Ein Mord von bessrer Qualität: Ein Fall für Lizzie Martin und Benjamin Ross (German Edition)
»Ich bezweifle stark, dass der Leichnam in einem Zustand ist, der die ›Ärztestudenten‹ oder die anatomischen Abteilungen der Universitäten interessieren würde. Sie war zu lange im Wasser.«
Daisys Griff um meinen Arm lockerte sich. »Ich hoffe es, Mr. Ross«, sagte sie traurig. »Können Sie nicht mit dem Coroner reden, Sir? Ihn darum bitten, dass sie nicht in Stücke geschnitten wird?«
»Das mache ich«, versprach ich ihr. »Allerdings glaube ich wirklich nicht, dass es so weit kommen wird, wie ich bereits sagte. Die Leichen für die Anatomie müssen normalerweise frisch sein.«
Daisy schniefte ein letztes Mal und rieb sich heftig mit dem Handrücken über die Nase. »Ich gehe dann jetzt«, murmelte sie. »Danke, dass Sie sie gefunden haben, Mr. Ross. Sie haben gesagt, Sie würden sie finden, und das haben Sie getan.« Mit diesen Worten wandte sie sich ab und rannte aus dem Raum.

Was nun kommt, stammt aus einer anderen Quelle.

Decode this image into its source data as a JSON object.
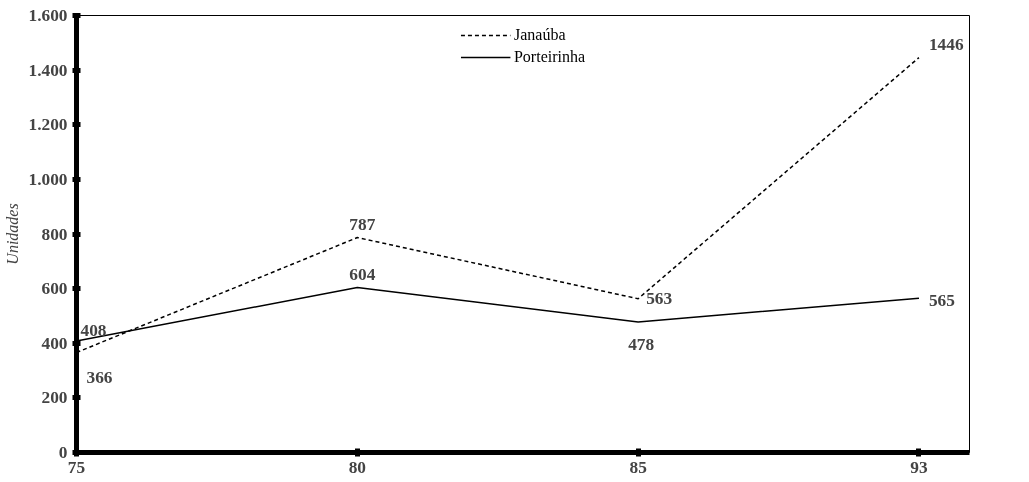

»Ich wünschte nur, ich hätte sie lebendig gefunden!«, sagte ich leise zu mir selbst. Ich hob den Kopf und sah Morris an. »Was war das für ein Gerede vorhin über den Jüngsten Tag? Was halten Sie davon?«
Bevor Morris etwas sagen konnte, meldete sich der Flusspolizist zu Wort, der bis zu diesem Moment geschwiegen hatte. »Die Armen sind sehr abergläubisch, Inspector«, sagte er. »Es ist nicht das erste Mal, dass ich mitkriege, wie viel Kummer es auslöst, wenn der Leichnam einer Person ohne Angehörige zu einer Universität gebracht wird. Die Armen fürchten, dass der oder die Tote keine Wiederauferstehung erfährt, genau wie es das Mädchen eben gesagt hat. Sie glauben, der Leichnam sollte an einem Stück gelassen werden, verstehen Sie? Es ist zwecklos, mit ihnen zu diskutieren – es sitzt einfach fest in ihren Köpfen. Aber Sie haben wahrscheinlich recht, Sir – ich glaube nicht, dass die Universität die Leiche haben will.«
Morris, der in wortlosem Mitgefühl auf die Leiche gestarrt hatte, hob den Kopf und blickte mich an. »Glauben Sie, dass es das Werk des Phantoms ist, Sir?«
»Möglich wäre es.« Ich wandte mich an den Sergeant von der Flusspolizei. »Können wir die Schnur um ihren Hals durchschneiden?«
Der Beamte trat vor und zerschnitt die Schnur. Sie löste sich, und im Nacken kam ein doppelter Knoten zum Vorschein.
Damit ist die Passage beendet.